You bet your sweet bippy.
"Laugh-In" changed the audience's attention span with rapid-fire skits and one-liners that helped pave the way for the MTV generation. It made stars of such performers as Goldie Hawn and Lily Tomlin.
The pace was nonstop. Ruth Buzzi hit the old man over the head with her umbrella. Arte Johnson peered out from behind the palm tree. Lily Tomlin was the telephone operator. Gary Owens kept one hand cupped behind his ear. Henry Gibson recited poetry. And Richard M. Nixon said, "Sock it to me" (that's right, Richard M. Nixon. In his defense, he only said it once).
"Laugh-In" had a big effect on the language. Not long after its debut, just about everybody was repeating such lines as "Sock it to me," "Beautiful Downtown Burbank" and "Here come de judge."
The special will reprise many "Laugh-In" routines from the past, and new bits were filmed at an anniversary party in mid-January.
Martin, who now directs situation comedies, said he didn't know if he would do anything new, since he didn't think it would work without Rowan, who died in 1987.
"Dan was a used car salesman and I was a bartender when a mutual friend introduced us in 1952," Martin said. "I don't think Dan ever wanted to be a nightclub performer. He wanted to be an actor. We tried out our ideas about short skits on `The Dean Martin Summer Show' in 1966. That's what got us `Laugh-In.' "
Before "Laugh-In" came on the air, the show's guests didn't know what to expect. They were asked to say a line that didn't make sense to them. But when all the lines were put together, it not only made sense, it made television history. Everyone wanted to be on the show.
Many people claimed to be the father of the `Laugh-In' concept. Its fast pace, repeated one-liners, knockabout routines, unstructured format and topicality all had been done before, but the show was the first to put them all together.
"The real fathers of `Laugh-In' were the 13 writers," Martin said. "They never had the freedom to write that way before. On a variety show, you had the monologue, the skits, the chat with the guests, and the good night.
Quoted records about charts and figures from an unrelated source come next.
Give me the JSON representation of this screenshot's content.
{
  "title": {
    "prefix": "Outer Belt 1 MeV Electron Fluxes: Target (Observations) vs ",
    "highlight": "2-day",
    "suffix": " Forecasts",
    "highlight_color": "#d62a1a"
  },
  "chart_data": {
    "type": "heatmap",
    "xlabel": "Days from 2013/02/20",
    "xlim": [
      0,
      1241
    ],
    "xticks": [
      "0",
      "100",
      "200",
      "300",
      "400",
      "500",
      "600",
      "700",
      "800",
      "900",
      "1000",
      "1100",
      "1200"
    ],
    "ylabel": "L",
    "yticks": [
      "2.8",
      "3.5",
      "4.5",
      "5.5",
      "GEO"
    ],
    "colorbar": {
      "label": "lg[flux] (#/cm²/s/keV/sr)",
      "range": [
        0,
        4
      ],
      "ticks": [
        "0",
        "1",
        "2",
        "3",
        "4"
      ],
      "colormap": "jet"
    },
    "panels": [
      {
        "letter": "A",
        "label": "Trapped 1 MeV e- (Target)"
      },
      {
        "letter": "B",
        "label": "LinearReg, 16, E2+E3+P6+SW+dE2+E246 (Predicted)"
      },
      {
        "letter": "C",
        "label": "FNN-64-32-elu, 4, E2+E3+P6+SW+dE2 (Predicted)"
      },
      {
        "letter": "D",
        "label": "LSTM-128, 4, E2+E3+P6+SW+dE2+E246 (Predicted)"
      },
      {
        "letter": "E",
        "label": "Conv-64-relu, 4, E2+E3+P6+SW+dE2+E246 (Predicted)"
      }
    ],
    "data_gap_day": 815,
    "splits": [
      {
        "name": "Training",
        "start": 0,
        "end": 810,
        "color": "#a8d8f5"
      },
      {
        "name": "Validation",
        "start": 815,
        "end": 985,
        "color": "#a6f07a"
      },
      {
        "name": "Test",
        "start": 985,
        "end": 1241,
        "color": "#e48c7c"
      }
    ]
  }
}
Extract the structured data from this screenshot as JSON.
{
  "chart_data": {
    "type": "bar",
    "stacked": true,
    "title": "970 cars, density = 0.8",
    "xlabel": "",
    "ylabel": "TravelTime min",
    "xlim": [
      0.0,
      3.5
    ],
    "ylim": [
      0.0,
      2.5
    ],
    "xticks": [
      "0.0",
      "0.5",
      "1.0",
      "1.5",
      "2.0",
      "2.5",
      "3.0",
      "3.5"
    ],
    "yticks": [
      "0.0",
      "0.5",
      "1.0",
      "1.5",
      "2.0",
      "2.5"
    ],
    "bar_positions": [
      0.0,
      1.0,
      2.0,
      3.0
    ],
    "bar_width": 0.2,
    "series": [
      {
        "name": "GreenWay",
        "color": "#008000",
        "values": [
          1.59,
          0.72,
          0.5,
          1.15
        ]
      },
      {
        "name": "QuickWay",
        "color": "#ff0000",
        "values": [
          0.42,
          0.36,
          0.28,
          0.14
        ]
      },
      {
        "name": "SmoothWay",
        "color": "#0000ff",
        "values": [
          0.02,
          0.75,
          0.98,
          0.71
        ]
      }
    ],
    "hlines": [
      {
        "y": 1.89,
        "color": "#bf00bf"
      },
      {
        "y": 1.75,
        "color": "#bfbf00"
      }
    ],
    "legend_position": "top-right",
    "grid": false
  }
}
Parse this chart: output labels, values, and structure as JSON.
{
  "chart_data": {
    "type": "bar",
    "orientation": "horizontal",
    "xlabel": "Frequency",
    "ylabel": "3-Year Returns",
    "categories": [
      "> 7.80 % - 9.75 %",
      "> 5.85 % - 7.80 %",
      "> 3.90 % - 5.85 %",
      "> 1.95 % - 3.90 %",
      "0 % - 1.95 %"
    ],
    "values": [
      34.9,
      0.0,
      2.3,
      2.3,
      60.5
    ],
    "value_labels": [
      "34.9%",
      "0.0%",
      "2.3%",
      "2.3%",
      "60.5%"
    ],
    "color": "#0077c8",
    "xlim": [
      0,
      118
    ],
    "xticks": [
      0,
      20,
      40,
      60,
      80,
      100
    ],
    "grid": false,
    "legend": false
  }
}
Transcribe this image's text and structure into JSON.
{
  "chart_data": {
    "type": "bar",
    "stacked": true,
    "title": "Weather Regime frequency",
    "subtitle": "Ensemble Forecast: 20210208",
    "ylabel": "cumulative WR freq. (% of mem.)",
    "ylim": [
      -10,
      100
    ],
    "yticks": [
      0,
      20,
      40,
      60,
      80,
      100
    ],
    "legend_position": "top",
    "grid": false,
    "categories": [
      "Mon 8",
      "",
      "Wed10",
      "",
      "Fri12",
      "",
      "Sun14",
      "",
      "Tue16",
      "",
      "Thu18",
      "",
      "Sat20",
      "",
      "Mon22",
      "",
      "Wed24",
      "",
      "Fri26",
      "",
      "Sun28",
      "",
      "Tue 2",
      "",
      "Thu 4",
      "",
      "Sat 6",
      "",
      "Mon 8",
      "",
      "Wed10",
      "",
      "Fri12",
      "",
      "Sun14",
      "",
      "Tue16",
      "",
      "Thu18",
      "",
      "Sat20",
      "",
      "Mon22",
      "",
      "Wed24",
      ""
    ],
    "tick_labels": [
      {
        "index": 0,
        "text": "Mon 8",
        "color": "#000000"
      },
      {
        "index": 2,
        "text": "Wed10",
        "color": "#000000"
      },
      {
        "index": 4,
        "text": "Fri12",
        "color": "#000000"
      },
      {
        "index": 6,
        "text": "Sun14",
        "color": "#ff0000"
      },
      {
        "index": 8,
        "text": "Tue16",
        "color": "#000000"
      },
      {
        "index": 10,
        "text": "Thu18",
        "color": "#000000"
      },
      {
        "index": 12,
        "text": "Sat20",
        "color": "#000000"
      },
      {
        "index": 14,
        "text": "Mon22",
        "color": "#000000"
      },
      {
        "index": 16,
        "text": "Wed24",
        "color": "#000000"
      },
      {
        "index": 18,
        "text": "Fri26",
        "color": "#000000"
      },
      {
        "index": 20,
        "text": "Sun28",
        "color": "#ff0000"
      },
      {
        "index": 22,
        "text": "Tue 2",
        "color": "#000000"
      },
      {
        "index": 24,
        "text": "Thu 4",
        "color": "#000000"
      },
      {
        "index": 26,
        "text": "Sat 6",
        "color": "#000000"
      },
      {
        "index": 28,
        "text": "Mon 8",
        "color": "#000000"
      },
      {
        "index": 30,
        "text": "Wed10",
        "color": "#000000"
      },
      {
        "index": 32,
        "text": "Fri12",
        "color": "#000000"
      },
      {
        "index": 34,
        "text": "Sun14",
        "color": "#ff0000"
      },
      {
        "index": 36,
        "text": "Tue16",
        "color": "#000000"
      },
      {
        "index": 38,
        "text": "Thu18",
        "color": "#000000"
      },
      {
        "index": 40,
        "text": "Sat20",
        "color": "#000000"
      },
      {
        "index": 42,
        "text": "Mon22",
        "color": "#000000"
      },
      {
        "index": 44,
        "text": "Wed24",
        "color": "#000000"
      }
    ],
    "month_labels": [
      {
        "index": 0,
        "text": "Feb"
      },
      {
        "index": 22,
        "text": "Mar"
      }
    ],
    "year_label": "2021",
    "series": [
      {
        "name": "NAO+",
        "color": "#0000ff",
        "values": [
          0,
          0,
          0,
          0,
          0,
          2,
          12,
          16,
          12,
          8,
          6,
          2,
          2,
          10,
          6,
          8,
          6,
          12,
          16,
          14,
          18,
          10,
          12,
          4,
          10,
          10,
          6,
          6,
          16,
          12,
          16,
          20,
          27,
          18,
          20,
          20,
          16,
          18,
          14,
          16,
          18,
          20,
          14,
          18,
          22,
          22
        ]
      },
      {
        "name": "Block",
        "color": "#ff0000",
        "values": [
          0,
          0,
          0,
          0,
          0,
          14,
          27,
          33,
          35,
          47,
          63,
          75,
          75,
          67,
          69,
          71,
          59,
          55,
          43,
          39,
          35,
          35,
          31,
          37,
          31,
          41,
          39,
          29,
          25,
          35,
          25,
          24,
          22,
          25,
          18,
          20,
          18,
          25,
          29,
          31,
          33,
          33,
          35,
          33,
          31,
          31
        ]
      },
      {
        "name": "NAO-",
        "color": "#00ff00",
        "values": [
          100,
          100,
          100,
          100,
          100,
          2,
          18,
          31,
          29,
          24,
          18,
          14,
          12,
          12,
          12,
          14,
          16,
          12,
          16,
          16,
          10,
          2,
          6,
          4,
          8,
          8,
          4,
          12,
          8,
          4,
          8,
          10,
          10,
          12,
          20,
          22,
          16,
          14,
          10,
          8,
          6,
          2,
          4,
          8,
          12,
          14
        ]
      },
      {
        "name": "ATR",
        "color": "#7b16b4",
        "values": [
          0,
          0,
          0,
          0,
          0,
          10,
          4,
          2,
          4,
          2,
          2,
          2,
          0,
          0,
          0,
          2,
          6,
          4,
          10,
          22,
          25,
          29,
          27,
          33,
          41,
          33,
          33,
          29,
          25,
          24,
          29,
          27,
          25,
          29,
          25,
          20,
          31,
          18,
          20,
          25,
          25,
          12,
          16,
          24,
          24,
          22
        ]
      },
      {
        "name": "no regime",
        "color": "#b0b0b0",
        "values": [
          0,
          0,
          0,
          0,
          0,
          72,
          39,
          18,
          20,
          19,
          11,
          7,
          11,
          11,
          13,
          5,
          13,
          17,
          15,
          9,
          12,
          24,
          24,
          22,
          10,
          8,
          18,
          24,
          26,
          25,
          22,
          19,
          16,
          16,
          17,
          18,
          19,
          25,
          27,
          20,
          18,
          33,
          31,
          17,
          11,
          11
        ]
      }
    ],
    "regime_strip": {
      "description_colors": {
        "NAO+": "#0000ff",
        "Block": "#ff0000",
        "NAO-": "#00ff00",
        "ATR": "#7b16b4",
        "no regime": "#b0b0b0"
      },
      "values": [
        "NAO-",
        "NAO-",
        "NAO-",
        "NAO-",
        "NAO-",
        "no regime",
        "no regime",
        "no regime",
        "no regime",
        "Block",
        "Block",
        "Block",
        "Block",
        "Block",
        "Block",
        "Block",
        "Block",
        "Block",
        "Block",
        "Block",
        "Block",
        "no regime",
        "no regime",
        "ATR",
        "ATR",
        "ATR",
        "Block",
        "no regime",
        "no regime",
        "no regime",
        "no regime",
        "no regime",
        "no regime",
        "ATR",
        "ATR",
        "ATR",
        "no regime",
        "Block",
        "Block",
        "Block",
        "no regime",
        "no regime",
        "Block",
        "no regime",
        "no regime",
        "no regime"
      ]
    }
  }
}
Each segment was usually written by different teams.
"Our writers could write anything they wanted," he said. "They had enormous creative freedom. It's funny you don't find that today, except with `Saturday Night Live."'
Martin and Rowan did a couple of movies together - "Once Upon a Horse" in 1958 and "The Maltese Bippy" in 1969 - to capitalize on their "Laugh-In" fame.
Martin appeared earlier this season as a poker player on CBS' "Bob" and is scheduled to make another appearance. He occasionally directs the show for his old friend Bob Newhart, whose "Bob Newhart Show" Martin started as a sitcom director many years ago.
"Arthur Price, who ran MTM Studios and was Bob's manager, suggested I direct one of the shows," Martin said. "I said I didn't know how, but I sat in the audience for four weeks and watched every reading, rehearsal and taping. It's a common way to learn directing. Then I directed the next show."